Statt Empörung ist jetzt nüchterne Analyse gefragt. Erhält die ländliche Bevölkerung tatsächlich mehr Einfluss? Gibt es wieder mehr Industriejobs? Wächst die Wirtschaft schneller? Steigen die Einkommen der einfachen Leute? Werden Brücken, Flughäfen und Strassen erneuert? Steigen die amerikanischen Exporte? Sinkt das Budgetdefizit? Verbessert sich die Gesundheitsversorgung der einfachen Bevölkerung? Kommen weniger Immigranten ins Land?
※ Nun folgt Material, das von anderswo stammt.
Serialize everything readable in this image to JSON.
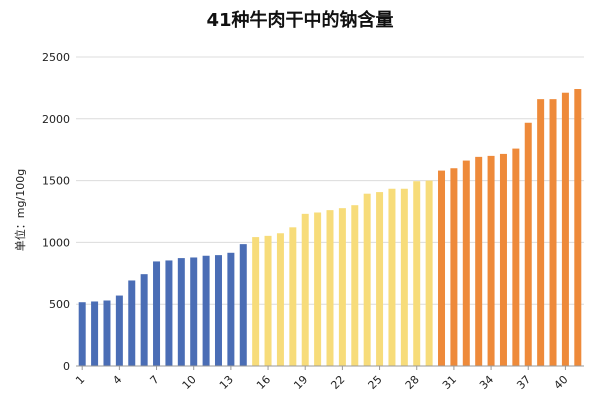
{
  "chart_data": {
    "type": "bar",
    "title": "41种牛肉干中的钠含量",
    "xlabel": "",
    "ylabel": "单位：mg/100g",
    "ylim": [
      0,
      2500
    ],
    "yticks": [
      0,
      500,
      1000,
      1500,
      2000,
      2500
    ],
    "xticks": [
      1,
      4,
      7,
      10,
      13,
      16,
      19,
      22,
      25,
      28,
      31,
      34,
      37,
      40
    ],
    "grid": "horizontal",
    "categories": [
      1,
      2,
      3,
      4,
      5,
      6,
      7,
      8,
      9,
      10,
      11,
      12,
      13,
      14,
      15,
      16,
      17,
      18,
      19,
      20,
      21,
      22,
      23,
      24,
      25,
      26,
      27,
      28,
      29,
      30,
      31,
      32,
      33,
      34,
      35,
      36,
      37,
      38,
      39,
      40,
      41
    ],
    "values": [
      516,
      522,
      530,
      570,
      692,
      743,
      846,
      854,
      873,
      878,
      892,
      897,
      916,
      986,
      1043,
      1053,
      1074,
      1122,
      1231,
      1242,
      1261,
      1277,
      1301,
      1394,
      1407,
      1434,
      1434,
      1495,
      1500,
      1581,
      1600,
      1662,
      1692,
      1700,
      1716,
      1759,
      1968,
      2159,
      2159,
      2211,
      2241
    ],
    "color_groups": [
      {
        "from": 1,
        "to": 14,
        "color": "#4a6db5"
      },
      {
        "from": 15,
        "to": 29,
        "color": "#f7dc7a"
      },
      {
        "from": 30,
        "to": 41,
        "color": "#ee8a3a"
      }
    ]
  }
}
Bringen die US-Firmen ihre internationalen Gewinne zurück nach Amerika? Wird die überbordende Regulierung abgebaut?
Nur was Trump hier erreicht, zählt für seine Wähler. Wenn er hier versagt, können ihn seine Gegner entzaubern. Wer aber glaubt, Trump mit Stilkritik und Demonstrationen aufhalten zu können, ist ihm in die Falle gegangen und hat noch nicht realisiert, dass er mitbaut an Trumps Heldenimage.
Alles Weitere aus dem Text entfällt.